In Rose Bianchini’s Tale of a Surreal Girl, she brings together animation, drawing, crafts, and miniatures to create a series of dioramas; they reveal a narrative about a surreal and strange girl who lives in a dark and magical world.  In this world, birds are wiser than people, the star of the tale lives in a house in the sky, has a strident mother and sails to school each morning on the wind.

The work is not only whimsical and vibrant; it also brings together various art mediums, inviting the viewer to travel down the rabbit hole through a tapestry of textures and colour.  It asks one to imagine a place where the strange is common and everyday events can be extraordinary. How does the girl in the dioramas enjoy her world of peculiar and playful happenings? And will she invite us along on her journey?

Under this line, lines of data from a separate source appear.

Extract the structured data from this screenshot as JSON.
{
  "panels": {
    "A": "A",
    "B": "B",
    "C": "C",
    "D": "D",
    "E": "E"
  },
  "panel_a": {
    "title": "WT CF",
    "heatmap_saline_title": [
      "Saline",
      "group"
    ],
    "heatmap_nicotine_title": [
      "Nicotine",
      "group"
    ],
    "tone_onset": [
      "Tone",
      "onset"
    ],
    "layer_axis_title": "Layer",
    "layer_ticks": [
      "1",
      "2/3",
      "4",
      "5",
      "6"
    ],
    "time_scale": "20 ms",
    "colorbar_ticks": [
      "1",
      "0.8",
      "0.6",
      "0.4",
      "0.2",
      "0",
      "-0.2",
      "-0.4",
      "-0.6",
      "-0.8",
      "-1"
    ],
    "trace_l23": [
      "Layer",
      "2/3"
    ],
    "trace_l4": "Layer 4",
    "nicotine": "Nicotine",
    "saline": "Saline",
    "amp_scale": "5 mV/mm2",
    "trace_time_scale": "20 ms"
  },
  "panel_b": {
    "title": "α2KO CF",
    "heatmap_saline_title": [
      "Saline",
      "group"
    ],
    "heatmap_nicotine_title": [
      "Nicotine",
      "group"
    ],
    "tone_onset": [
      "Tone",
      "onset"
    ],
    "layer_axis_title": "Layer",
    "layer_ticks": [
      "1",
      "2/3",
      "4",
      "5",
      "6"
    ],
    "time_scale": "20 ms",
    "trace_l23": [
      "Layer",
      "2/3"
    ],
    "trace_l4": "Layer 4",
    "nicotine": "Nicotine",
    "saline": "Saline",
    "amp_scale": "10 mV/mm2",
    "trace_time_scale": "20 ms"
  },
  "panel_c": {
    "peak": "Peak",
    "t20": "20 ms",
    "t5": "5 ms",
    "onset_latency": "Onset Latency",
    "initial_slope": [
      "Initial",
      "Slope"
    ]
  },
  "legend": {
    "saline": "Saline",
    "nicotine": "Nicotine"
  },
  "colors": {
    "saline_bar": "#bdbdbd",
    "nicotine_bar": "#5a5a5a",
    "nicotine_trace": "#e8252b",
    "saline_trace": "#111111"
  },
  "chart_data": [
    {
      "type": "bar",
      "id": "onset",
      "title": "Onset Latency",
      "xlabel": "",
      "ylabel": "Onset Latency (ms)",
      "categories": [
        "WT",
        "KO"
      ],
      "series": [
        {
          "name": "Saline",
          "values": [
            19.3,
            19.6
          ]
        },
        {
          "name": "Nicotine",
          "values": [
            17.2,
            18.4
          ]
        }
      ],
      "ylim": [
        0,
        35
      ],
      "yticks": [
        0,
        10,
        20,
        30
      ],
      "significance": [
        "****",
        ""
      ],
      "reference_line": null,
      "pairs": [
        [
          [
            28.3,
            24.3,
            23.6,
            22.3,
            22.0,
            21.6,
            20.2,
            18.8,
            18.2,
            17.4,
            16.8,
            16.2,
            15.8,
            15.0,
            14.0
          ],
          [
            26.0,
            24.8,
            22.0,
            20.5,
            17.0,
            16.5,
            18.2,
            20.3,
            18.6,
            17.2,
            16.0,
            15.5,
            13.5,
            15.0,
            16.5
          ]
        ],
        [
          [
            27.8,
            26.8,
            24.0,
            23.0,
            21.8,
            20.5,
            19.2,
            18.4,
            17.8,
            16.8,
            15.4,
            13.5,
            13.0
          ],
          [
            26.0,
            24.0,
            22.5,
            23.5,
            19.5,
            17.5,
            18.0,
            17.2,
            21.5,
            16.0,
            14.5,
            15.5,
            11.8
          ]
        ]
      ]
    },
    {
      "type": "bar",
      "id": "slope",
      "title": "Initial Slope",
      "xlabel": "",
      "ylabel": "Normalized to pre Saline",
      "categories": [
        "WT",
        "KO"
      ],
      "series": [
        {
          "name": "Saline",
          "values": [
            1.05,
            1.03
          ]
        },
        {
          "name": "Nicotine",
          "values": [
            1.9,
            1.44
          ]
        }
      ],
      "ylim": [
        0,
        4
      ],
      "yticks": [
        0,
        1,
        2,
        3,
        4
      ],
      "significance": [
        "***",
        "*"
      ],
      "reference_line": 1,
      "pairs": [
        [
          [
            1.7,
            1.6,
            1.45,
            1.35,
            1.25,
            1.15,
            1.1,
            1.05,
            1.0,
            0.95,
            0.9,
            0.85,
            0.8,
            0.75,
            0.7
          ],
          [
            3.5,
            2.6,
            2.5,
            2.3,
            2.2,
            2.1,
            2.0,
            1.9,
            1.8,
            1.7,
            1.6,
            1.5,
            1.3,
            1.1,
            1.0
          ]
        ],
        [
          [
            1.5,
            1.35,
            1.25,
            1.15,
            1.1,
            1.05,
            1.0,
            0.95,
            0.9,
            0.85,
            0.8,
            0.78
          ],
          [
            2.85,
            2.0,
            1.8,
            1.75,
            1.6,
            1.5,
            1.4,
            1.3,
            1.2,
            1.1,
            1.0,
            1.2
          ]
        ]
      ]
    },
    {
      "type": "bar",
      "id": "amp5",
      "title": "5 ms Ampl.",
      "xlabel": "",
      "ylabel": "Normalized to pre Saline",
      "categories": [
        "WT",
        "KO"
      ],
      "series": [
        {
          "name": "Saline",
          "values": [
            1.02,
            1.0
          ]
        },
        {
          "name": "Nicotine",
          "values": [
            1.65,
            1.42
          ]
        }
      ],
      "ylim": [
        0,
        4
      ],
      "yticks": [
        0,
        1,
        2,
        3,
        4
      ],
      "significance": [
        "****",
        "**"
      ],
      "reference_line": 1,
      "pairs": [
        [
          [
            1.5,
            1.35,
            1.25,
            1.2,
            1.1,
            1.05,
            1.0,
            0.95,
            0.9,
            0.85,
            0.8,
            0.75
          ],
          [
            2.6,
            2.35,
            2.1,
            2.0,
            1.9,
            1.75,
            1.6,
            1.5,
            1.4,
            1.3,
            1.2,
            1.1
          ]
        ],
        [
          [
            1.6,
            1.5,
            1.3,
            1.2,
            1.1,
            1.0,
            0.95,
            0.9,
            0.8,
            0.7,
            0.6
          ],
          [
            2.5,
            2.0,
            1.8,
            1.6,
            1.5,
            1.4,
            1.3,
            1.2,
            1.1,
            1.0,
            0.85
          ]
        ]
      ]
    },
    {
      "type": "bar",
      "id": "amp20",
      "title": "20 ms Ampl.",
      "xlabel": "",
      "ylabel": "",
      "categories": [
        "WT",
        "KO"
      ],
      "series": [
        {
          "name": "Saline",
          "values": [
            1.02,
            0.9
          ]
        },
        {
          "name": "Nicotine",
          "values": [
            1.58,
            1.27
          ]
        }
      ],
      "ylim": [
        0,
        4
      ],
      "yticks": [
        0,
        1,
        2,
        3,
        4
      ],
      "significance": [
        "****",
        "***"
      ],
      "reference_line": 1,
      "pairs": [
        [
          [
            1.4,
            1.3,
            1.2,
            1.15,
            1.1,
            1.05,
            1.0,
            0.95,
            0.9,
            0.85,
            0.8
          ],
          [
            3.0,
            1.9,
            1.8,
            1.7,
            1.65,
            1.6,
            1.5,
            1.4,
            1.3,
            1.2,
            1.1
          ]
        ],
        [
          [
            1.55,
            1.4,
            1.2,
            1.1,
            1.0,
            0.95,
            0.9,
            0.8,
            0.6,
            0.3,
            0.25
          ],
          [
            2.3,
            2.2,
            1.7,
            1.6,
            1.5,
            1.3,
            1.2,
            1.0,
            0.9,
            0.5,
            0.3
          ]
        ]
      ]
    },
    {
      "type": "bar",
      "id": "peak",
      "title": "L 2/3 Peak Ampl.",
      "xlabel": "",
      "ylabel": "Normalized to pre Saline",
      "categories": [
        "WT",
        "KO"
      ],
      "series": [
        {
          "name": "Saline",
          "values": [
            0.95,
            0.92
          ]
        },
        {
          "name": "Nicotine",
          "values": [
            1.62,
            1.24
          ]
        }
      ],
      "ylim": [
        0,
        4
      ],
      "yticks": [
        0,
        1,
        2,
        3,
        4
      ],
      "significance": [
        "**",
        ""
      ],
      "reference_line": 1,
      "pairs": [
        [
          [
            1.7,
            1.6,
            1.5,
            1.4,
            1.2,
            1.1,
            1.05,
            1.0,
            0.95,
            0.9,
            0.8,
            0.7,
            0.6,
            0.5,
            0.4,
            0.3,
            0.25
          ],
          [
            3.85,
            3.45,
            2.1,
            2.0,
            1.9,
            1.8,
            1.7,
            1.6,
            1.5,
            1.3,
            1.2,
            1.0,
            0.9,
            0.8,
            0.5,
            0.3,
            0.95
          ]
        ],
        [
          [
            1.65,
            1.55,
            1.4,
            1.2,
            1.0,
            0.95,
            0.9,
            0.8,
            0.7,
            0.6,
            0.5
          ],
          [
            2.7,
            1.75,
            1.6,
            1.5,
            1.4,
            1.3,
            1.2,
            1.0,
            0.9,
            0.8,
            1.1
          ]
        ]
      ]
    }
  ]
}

Rose Bianchini is an artist, director, producer and writer who works in several mediums. Her radio work includes creating music profiles and documentary work for CBC Radio. Her television work has included a youth culture show for TVO, The Big Picture with Avi Lewis and The Hour on CBC Television.  She has art directed several shorts and Bravofacts and most recently art directed a television pilot featuring headless zombies. As a director her most recent project is a music video for Gentlemen Reg, which has aired on MTV, MuchMusic and several other broadcasters as well as several film festivals. She is directing a documentary feature about a social experiment artist and her Surreal Girl animation has been picked up for worldwide distribution. Bianchini is part of the art collective which created the Soft City – an ongoing plush metropolis installation that has been exhibited over a dozen times and is currently being developed as an immersive game and television series. She has also diligently worked on a graphic novel about a surreal girl who talks to birds and has psychic powers. Most recently her work was exhibited at the Harbourfront Centre.

rosebianchini.com

At The Theatre Centre
1087 Queen Street West, Upper Level

 

 
*Our 2009 Installations have been graciously curated and programmed by the brilliant and talented, Tara Bursey. She's amazing.